Very important: In the example above, it took 5000 evaluations of the function f to calculate the mean of z for the single case x=5. In reality, most activities in Rave require many samples. For example, creating a Contour plot that uses a 10x10 grid of points would require 100 deterministic cases, so for 5000 random samples it would require 500,000 function evaluations! Working with random variables is very computationally intensive, and consequently it is only feasible when your functions are extremely fast (think surrogate models or other algebraic functions).
Method 2: Sampling Data from Distributions
Statistic Variables: Functions of Random Variables
The way Rave handles functions of Random variables is a little bit complicated. In "real life," a function of a random variable is also a random variable. However, there is no easy way for Rave to store and represent the full distribution of a random variable. Instead, when you have functions of random variables, Rave represents their values to you as scalar-valued statistics. These statistics are calculated by sampling from the distribution many times (number is determined by the "Random Variable Sampling Size" preference) and then aggregating the resulting sampled values into a single number, which is the statistic.
Rave treats functions of random variables as statistics whenever it needs to calculate a single value of the function variable for each row of your data table. The most obvious example is that when you are viewing the table, you will see the statistic values listed. Similarly, when you are viewing most visualizations you will see the statistic values used. But there are some important exceptions:
- Note that Rave always calculates the statistics by some sort of Monte Carlo sampling (you can change how this sampling works by modifying the preferences). Consequently, Rave has access to the full sampled population and is capable of displaying and storing it. However, in general Rave does not display/store it. But the important point is that you can code special workspace objects, explore methods, or other plugins that use the entire distribution.
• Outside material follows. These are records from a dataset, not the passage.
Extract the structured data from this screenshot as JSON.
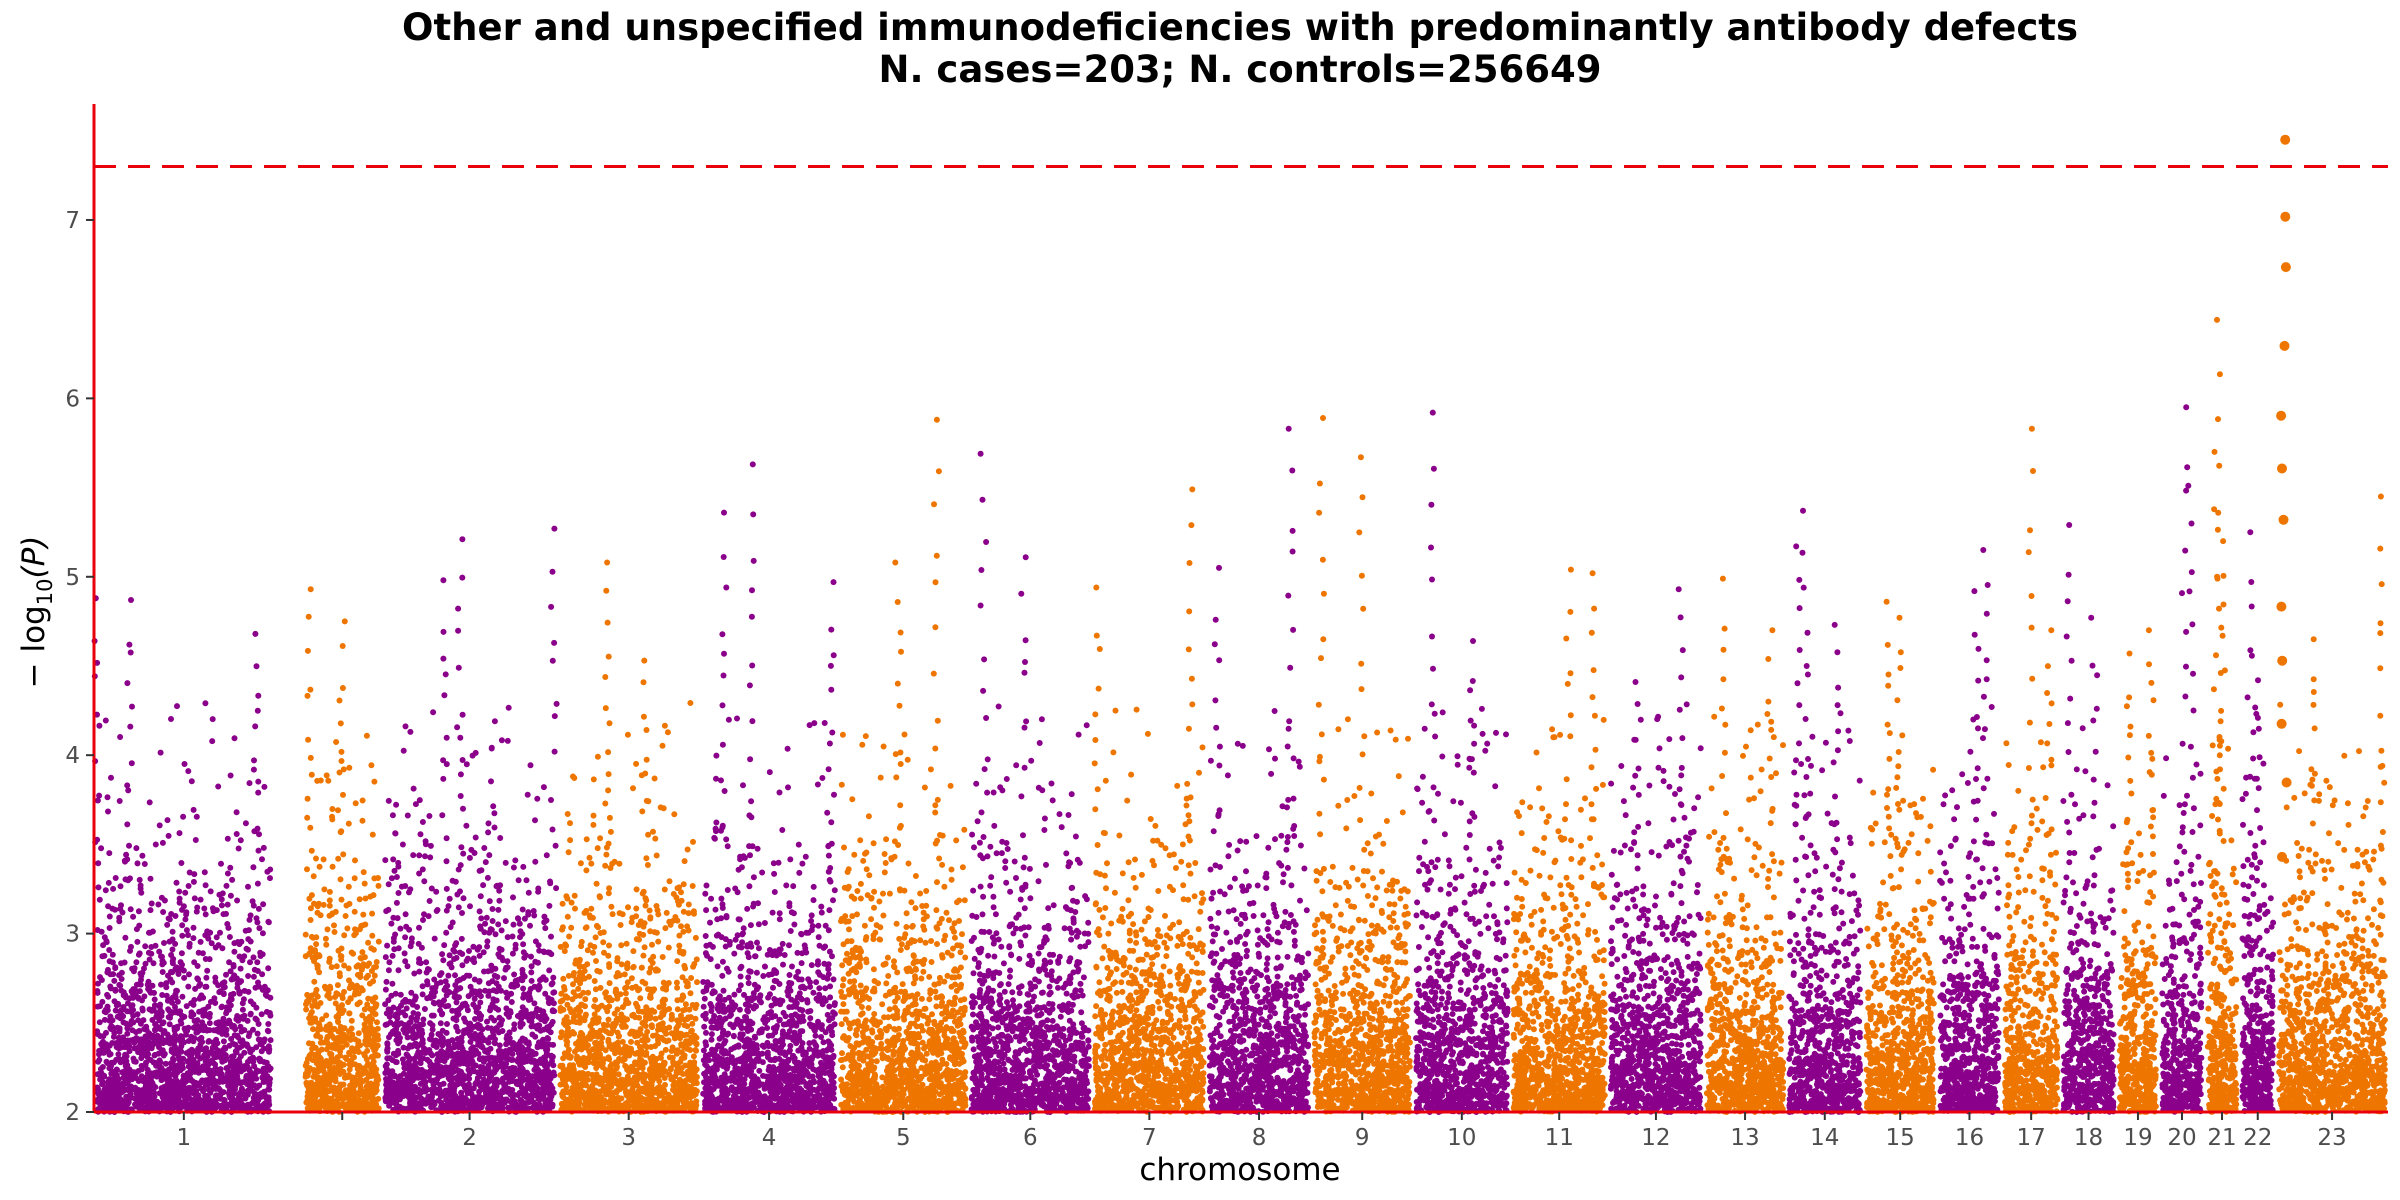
{
  "chart_data": {
    "type": "scatter",
    "subtype": "manhattan",
    "title": "Other and unspecified immunodeficiencies with predominantly antibody defects",
    "subtitle": "N. cases=203; N. controls=256649",
    "xlabel": "chromosome",
    "ylabel_prefix": "− log",
    "ylabel_sub": "10",
    "ylabel_suffix": "(P)",
    "ylim": [
      2,
      7.65
    ],
    "yticks": [
      "2",
      "3",
      "4",
      "5",
      "6",
      "7"
    ],
    "significance_line": 7.3,
    "grid": false,
    "colors": {
      "odd": "#8b008b",
      "even": "#ee7600",
      "threshold": "#e8000b",
      "axis": "#e8000b"
    },
    "chromosomes": [
      {
        "label": "1",
        "size": 249,
        "peaks": [
          {
            "pos": 0.02,
            "y": 4.88
          },
          {
            "pos": 0.2,
            "y": 4.87
          },
          {
            "pos": 0.9,
            "y": 4.68
          }
        ]
      },
      {
        "label": "",
        "size": 40,
        "gap": true
      },
      {
        "label": "",
        "size": 110,
        "peaks": [
          {
            "pos": 0.1,
            "y": 4.93
          },
          {
            "pos": 0.5,
            "y": 4.75
          }
        ]
      },
      {
        "label": "2",
        "size": 243,
        "peaks": [
          {
            "pos": 0.36,
            "y": 4.98
          },
          {
            "pos": 0.45,
            "y": 5.21
          },
          {
            "pos": 0.98,
            "y": 5.27
          }
        ]
      },
      {
        "label": "3",
        "size": 198,
        "peaks": [
          {
            "pos": 0.35,
            "y": 5.08
          },
          {
            "pos": 0.62,
            "y": 4.53
          }
        ]
      },
      {
        "label": "4",
        "size": 191,
        "peaks": [
          {
            "pos": 0.18,
            "y": 5.36
          },
          {
            "pos": 0.37,
            "y": 5.63
          },
          {
            "pos": 0.95,
            "y": 4.97
          }
        ]
      },
      {
        "label": "5",
        "size": 181,
        "peaks": [
          {
            "pos": 0.46,
            "y": 5.08
          },
          {
            "pos": 0.75,
            "y": 5.88
          }
        ]
      },
      {
        "label": "6",
        "size": 171,
        "peaks": [
          {
            "pos": 0.12,
            "y": 5.69
          },
          {
            "pos": 0.45,
            "y": 5.11
          }
        ]
      },
      {
        "label": "7",
        "size": 159,
        "peaks": [
          {
            "pos": 0.05,
            "y": 4.94
          },
          {
            "pos": 0.85,
            "y": 5.49
          }
        ]
      },
      {
        "label": "8",
        "size": 145,
        "peaks": [
          {
            "pos": 0.1,
            "y": 5.05
          },
          {
            "pos": 0.8,
            "y": 5.83
          }
        ]
      },
      {
        "label": "9",
        "size": 141,
        "peaks": [
          {
            "pos": 0.5,
            "y": 5.67
          },
          {
            "pos": 0.1,
            "y": 5.89
          }
        ]
      },
      {
        "label": "10",
        "size": 135,
        "peaks": [
          {
            "pos": 0.2,
            "y": 5.92
          },
          {
            "pos": 0.6,
            "y": 4.64
          }
        ]
      },
      {
        "label": "11",
        "size": 135,
        "peaks": [
          {
            "pos": 0.6,
            "y": 5.04
          },
          {
            "pos": 0.85,
            "y": 5.02
          }
        ]
      },
      {
        "label": "12",
        "size": 133,
        "peaks": [
          {
            "pos": 0.75,
            "y": 4.93
          },
          {
            "pos": 0.3,
            "y": 4.41
          }
        ]
      },
      {
        "label": "13",
        "size": 114,
        "peaks": [
          {
            "pos": 0.25,
            "y": 4.99
          },
          {
            "pos": 0.8,
            "y": 4.7
          }
        ]
      },
      {
        "label": "14",
        "size": 107,
        "peaks": [
          {
            "pos": 0.15,
            "y": 5.17
          },
          {
            "pos": 0.25,
            "y": 5.37
          },
          {
            "pos": 0.65,
            "y": 4.73
          }
        ]
      },
      {
        "label": "15",
        "size": 102,
        "peaks": [
          {
            "pos": 0.35,
            "y": 4.86
          },
          {
            "pos": 0.5,
            "y": 4.77
          }
        ]
      },
      {
        "label": "16",
        "size": 90,
        "peaks": [
          {
            "pos": 0.75,
            "y": 5.15
          },
          {
            "pos": 0.6,
            "y": 4.92
          }
        ]
      },
      {
        "label": "17",
        "size": 81,
        "peaks": [
          {
            "pos": 0.5,
            "y": 5.83
          },
          {
            "pos": 0.8,
            "y": 4.7
          }
        ]
      },
      {
        "label": "18",
        "size": 78,
        "peaks": [
          {
            "pos": 0.15,
            "y": 5.29
          },
          {
            "pos": 0.6,
            "y": 4.77
          }
        ]
      },
      {
        "label": "19",
        "size": 59,
        "peaks": [
          {
            "pos": 0.3,
            "y": 4.57
          },
          {
            "pos": 0.8,
            "y": 4.7
          }
        ]
      },
      {
        "label": "20",
        "size": 63,
        "peaks": [
          {
            "pos": 0.55,
            "y": 5.95
          },
          {
            "pos": 0.7,
            "y": 5.51
          }
        ]
      },
      {
        "label": "21",
        "size": 48,
        "peaks": [
          {
            "pos": 0.4,
            "y": 6.44
          },
          {
            "pos": 0.35,
            "y": 5.7
          },
          {
            "pos": 0.5,
            "y": 5.2
          }
        ]
      },
      {
        "label": "22",
        "size": 51,
        "peaks": [
          {
            "pos": 0.3,
            "y": 5.25
          },
          {
            "pos": 0.5,
            "y": 4.42
          }
        ]
      },
      {
        "label": "23",
        "size": 155,
        "peaks": [
          {
            "pos": 0.07,
            "y": 7.45
          },
          {
            "pos": 0.95,
            "y": 5.45
          },
          {
            "pos": 0.35,
            "y": 4.65
          }
        ]
      }
    ]
  }
}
- When you have a function of functions of random variables, for example: f(g(x)), where x includes some random variables, Rave will generally represent both f and g to you as statistics. However, (this is important) Rave does not calculate f using the statistic value of g(x). f is also calculated as a distribution using the actual sampled values of g(x). In other words, if we let s represent some statistic function that takes in a distribution and returns a scalar value, the statistic value of f(g(x)) is calculated as s(f(g(x))), NOT as s(f(s(g(x)))). In other other words, if you change the statistic used to represent g(x), for example you change from "mean" to "median", the values of f(g(x)) will not change because they are based on the actual sampled values of g(x), not the values of the statistic that Rave uses to represent g(x) to you.
Rave presumes that all functions you load are deterministic. In other words, for each unique input vector, x, the function always returns the same value of y. E.g. your functions never use the rand() function or otherwise introduce randomness inside the function; randomness only comes from randomly varying the inputs to the function.